According to the scientist, one of the emergence and spread of antibiotic resistance is the use of antibiotics in livestock, poultry, and also in ready to eat foods also known as fast foods.

The researcher explained, “Now, in livestock and poultry, farmers normally use antibiotics as growth promoters. They want to get a bigger size of their farm products to make more money.

“Another reason farmers use antibiotics is to prevent livestock from having diseases. In as much as the same antibiotics would be used to treat diseases when they occur, the first instance of use is an abuse of antibiotics while the last one is the responsible use of antibiotics.

“Currently, there is that indulgence in the use of antibiotics as growth promoters.
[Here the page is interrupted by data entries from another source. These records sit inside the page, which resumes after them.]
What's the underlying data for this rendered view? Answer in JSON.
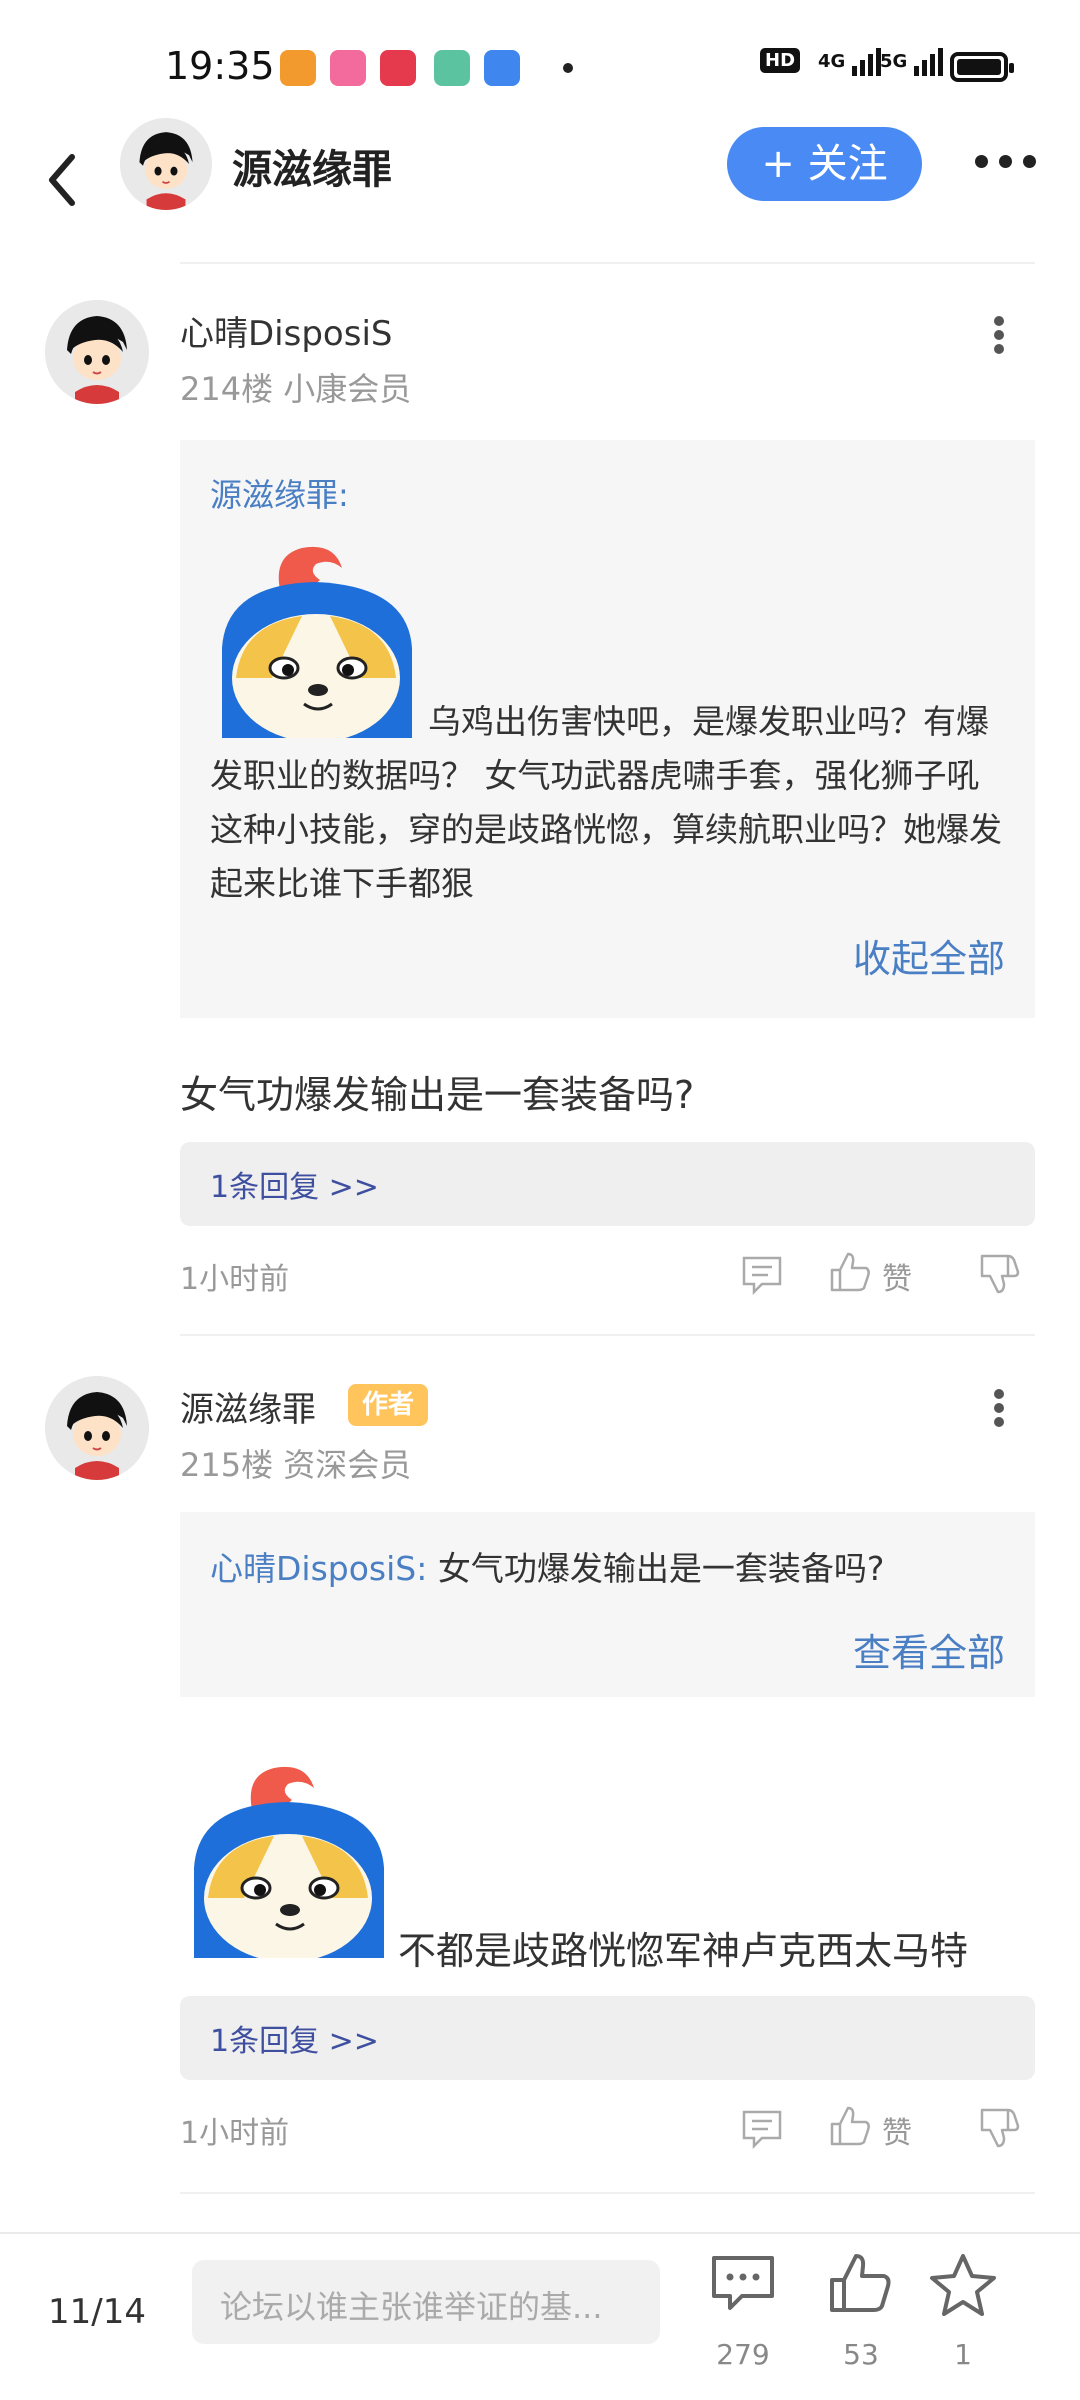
{
  "status_bar": {
    "time": "19:35",
    "network_labels": [
      "HD",
      "4G",
      "5G"
    ],
    "app_icons": [
      "uc-browser-icon",
      "bilibili-icon",
      "app-store-icon",
      "notes-icon",
      "multitask-icon"
    ]
  },
  "header": {
    "title": "源滋缘罪",
    "follow_label": "+ 关注"
  },
  "posts": [
    {
      "username": "心晴DisposiS",
      "meta": "214楼 小康会员",
      "quote_name": "源滋缘罪:",
      "quote_text": "乌鸡出伤害快吧，是爆发职业吗？有爆发职业的数据吗？ 女气功武器虎啸手套，强化狮子吼这种小技能，穿的是歧路恍惚，算续航职业吗？她爆发起来比谁下手都狠",
      "expand_label": "收起全部",
      "comment": "女气功爆发输出是一套装备吗?",
      "reply_link": "1条回复 >>",
      "time_ago": "1小时前",
      "like_label": "赞"
    },
    {
      "username": "源滋缘罪",
      "badge": "作者",
      "meta": "215楼 资深会员",
      "quote_name": "心晴DisposiS:",
      "quote_text": "女气功爆发输出是一套装备吗?",
      "expand_label": "查看全部",
      "comment": "不都是歧路恍惚军神卢克西太马特",
      "reply_link": "1条回复 >>",
      "time_ago": "1小时前",
      "like_label": "赞"
    }
  ],
  "bottom_bar": {
    "page_indicator": "11/14",
    "input_placeholder": "论坛以谁主张谁举证的基...",
    "comment_count": "279",
    "like_count": "53",
    "star_count": "1"
  },
  "colors": {
    "accent": "#4a8af4",
    "link": "#4a7fc4",
    "badge": "#ffc55c",
    "reply_link": "#3f4fa0"
  }
}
It should be stopped.

“As much as now they are using drugs like paracetamol to tenderize meat, there is also a high possibility of using antibiotics for similar purposes since a vendor may not be able to distinguish between a paracetamol and an antibiotic,” he added.

According to the World Health Organisation, antibiotic resistance leads to higher medical costs, prolonged hospital stays, and increased mortality, adding that antibiotic resistance is rising to dangerously high levels in all parts of the world.

To prevent antibiotic resistance, the expert said it was also important that farmers stop using antibiotics in their feeds, poultries, poultry water, livestock, and pigs’ rearing.

This is because these antibiotics will contribute to antibiotic-resistant bacteria that would move from the farm to the plate because they will not stay on the farm.

“NAFDAC should carry out the screening in case such practice is being done unnoticed. By the time we screen and find residues of antibiotics in them, such food vendors should be sanctioned. This is because it is a practice that will further promote the spread of antibiotic resistance if not forestalled.”